Here are just a few of the tidbits I took away with me from the editors who were there.

Andrea Welch, editor from Beach Lane Books, reminded us how important emotions are in your manuscript and to remember to “speak to the heart of the reader.”

Katherine Jacobs, associate editor from Roaring Book Press, spoke on pacing in your manuscript. Control the pacing of your story though the structure of your manuscript.

Marilyn Brigham, editor from Marshall Cavendish Children’s Books, talked about choosing the right words to create powerful sentences and to find your voice because “voice is most important.”

Tamra Tuller, editor from Philomel Books, discussed writer’s block suggesting different ways of unblocking yourself and concluded by saying, “only you can control whether or not you write.”

Janice M. Del Negro, PhD, an author, storyteller, and Assistant Professor at the Graduate School of Library and Information Science at Dominican University in River Forest, IL, said something that really hit home. “Words are the raw stuff authors work with. Mastery of language is what makes art.”

It was a perfect day. I have a treasure trove of notes and handouts to pore over and to keep me inspired.
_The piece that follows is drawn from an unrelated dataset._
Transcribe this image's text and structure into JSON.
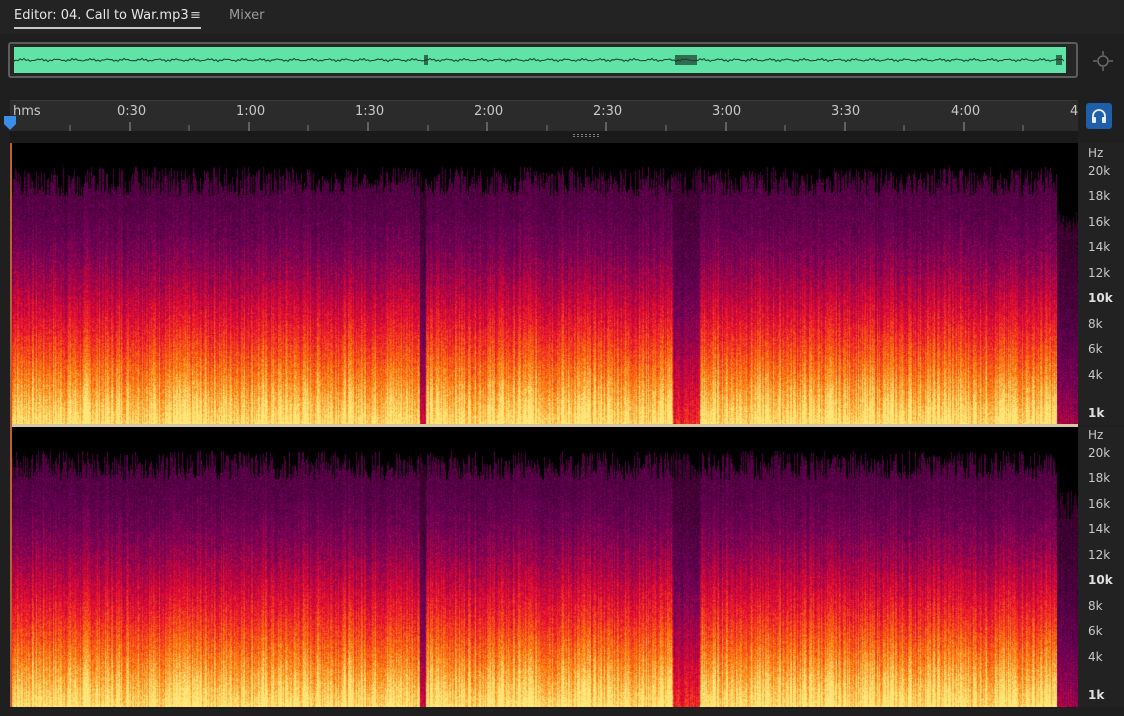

I’m looking forward to next year’s Prairie Writer’s Day, but for now, it’s time to get to work!

Saved by the Book

November 12, 2010

What in flippin’ flapjacks happened? This week galloped away from me. It’s Friday – my blog posting day. So what in tarnation am I going to post? I set my brain to thinkin’ and right there at my page-turnin’ fingertips was the answer to my dilemma.

 

Emily’s Fortune is my fortune. Phyllis Reynolds Naylor, one of my favorite authors and Newbery Award winner, has written a gosh darn lively read.

Emily Wiggins unexpectedly becomes an orphan and heads for her Aunt Hilda’s house in Redbud. Life for Emily is not so hunky-dory. Miss Catchum of the Catchum Child-Catching Services is after her. Devious Uncle Victor, who wants Emily’s ten million dollar inheritance, is after her, too. Luckily, Jackson, another orphan, happens along and helps Emily disguise herself and teaches her the ropes of the rootin’ tootin’ real world.

Will Miss Catchum catchum? Will Jackson be a trustworthy friend? Will devious Uncle Victor do away with Emily to get his grimy hands on the ten million dollars? Shake your tail feathers and hightail it on out and get yourself a copy of this book. You won’t be sorry!

Books: Disaster and Friendship

November 9, 2010

I’m always on the prowl for books to share with my library students. I just finished reading two books that I think will be hits in the library.

Masters of Disaster by Gary Paulsen, a master of adventure, keeps you turning pages to see what new disaster Henry and his friends get into as they try to make a name for themselves. This middle-grade reader is perfect for boys who are reluctant readers or who are fascinated by crazy mishaps that include slime, crud, ooze, and lots of smelly poop!

Reading this books also comes with my motherly/teacher warning:  Do N-O-T, not, attempt any of these stunts or you will be grounded for the rest of your life!

And that comment brings me to my next book. Clementine, or as one student dubbed her, “the orange girl,” is at it again. Sara Pennypacker‘s Clementine, Friend of the Week does not disappoint. Clementine tries to be the perfect friend in order to get lots of good comments in her Friend of the Week book. When her kitten disappears, Clementine spends all her time searching for it and forgets her promise to help her classmates decorate their bikes for a rally. Feeling like she has let everyone down, Clementine learns what true friendship is when one special friend enlists the help of Clementine’s classmates to help in the search for her kitten. Clementine, Friend of the Week is funny, refreshingly honest, and touching.

I know if I leave these books on the library table there will be a knock- down-drag-out fight to be the first to read one of the books. As a sneaky librarian, my solution is to shelve the books in their proper places and test the library skills of the students. Ha!

Okay, fine, I’m done. I’m on the prowl for the next great book.